I can see some of you smiling while others laugh openly. Those who laugh are probably those old martial arts teachers who've actually had students approach them with questions about such things. I have. All of them (that's right; go back and look through the list). How to field dress a deer?, you ask. You betcha. And many other equally bizarre subjects about which I know absolutely nothing. Yes, I have practiced and taught kung-fu for most of my life. I am also an acupuncturist and I hold black belt grades in two forms of Japanese karate. I enjoy practicing iaido, too. But my understanding of personal finances, investing money, marriage and generally understanding women are right up there with my knowledge about how to field dress a deer, rebuilding a truck's engine, or treating schizophrenia. I have, by the way, been asked about each item mentioned in this paragraph.

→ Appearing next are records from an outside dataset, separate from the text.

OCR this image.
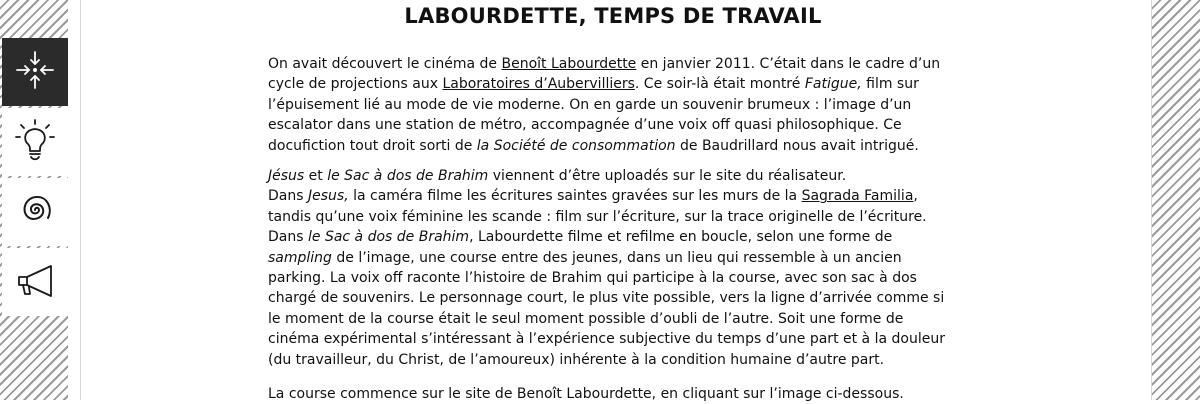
LABOURDETTE, TEMPS DE TRAVAIL

On avait découvert le cinéma de Benoît Labourdette en janvier 2011. C’était dans le cadre d’un cycle de projections aux Laboratoires d’Aubervilliers. Ce soir-là était montré Fatigue, film sur l’épuisement lié au mode de vie moderne. On en garde un souvenir brumeux : l’image d’un escalator dans une station de métro, accompagnée d’une voix off quasi philosophique. Ce docufiction tout droit sorti de la Société de consommation de Baudrillard nous avait intrigué.

Jésus et le Sac à dos de Brahim viennent d’être uploadés sur le site du réalisateur.
Dans Jesus, la caméra filme les écritures saintes gravées sur les murs de la Sagrada Familia, tandis qu’une voix féminine les scande : film sur l’écriture, sur la trace originelle de l’écriture.
Dans le Sac à dos de Brahim, Labourdette filme et refilme en boucle, selon une forme de sampling de l’image, une course entre des jeunes, dans un lieu qui ressemble à un ancien parking. La voix off raconte l’histoire de Brahim qui participe à la course, avec son sac à dos chargé de souvenirs. Le personnage court, le plus vite possible, vers la ligne d’arrivée comme si le moment de la course était le seul moment possible d’oubli de l’autre. Soit une forme de cinéma expérimental s’intéressant à l’expérience subjective du temps d’une part et à la douleur (du travailleur, du Christ, de l’amoureux) inhérente à la condition humaine d’autre part.

La course commence sur le site de Benoît Labourdette, en cliquant sur l’image ci-dessous.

People will not be easily dissuaded from the image of the wizened old master that they hold firmly in their minds. A perfect example would be my dear friend, Master Arthur Lee (dec.). Arthur was probably the world's highest authority on the old Shaolin Fut-Ga system and his skill was truly second to none. But you'd never guess that this kind, well-dressed Chinese gentleman knew anything about the martial arts. Slightly built, soft-spoken, and extremely polite at all times, Arthur's demeanor never revealed his tremendous skill. He had worked for Sears for many years and was always ready to laugh and share a joke.

My kung-fu uncle, Master Ming Lum (dec.), is another fine example. One of Henry Okazaki's earliest jujutsu pupils in Hawaii, Master Lum was also very highly skilled in Choy Li Fut. And he would certainly be one of the last people anyone would suspect of being a master of a martial art. He stood perhaps 5' 4” (on his tiptoes), had one prosthetic arm (with a blunted hook instead of a hand), and smoked like a train. And no matter what the weather or the event (such as festivals, funerals, and weddings), Uncle Ming always wore a brightly colored Hawaiian shirt. However, he was hailed as a renowned master by virtually every martial arts teacher who ever met him.

Authentic masters may well work as train conductors, plumbers, school teachers, or any other profession. The real ones don't walk around with their chests puffed out, proclaiming their accomplishments. They're ordinary people except for one thing; they've walked a path that most people will never see.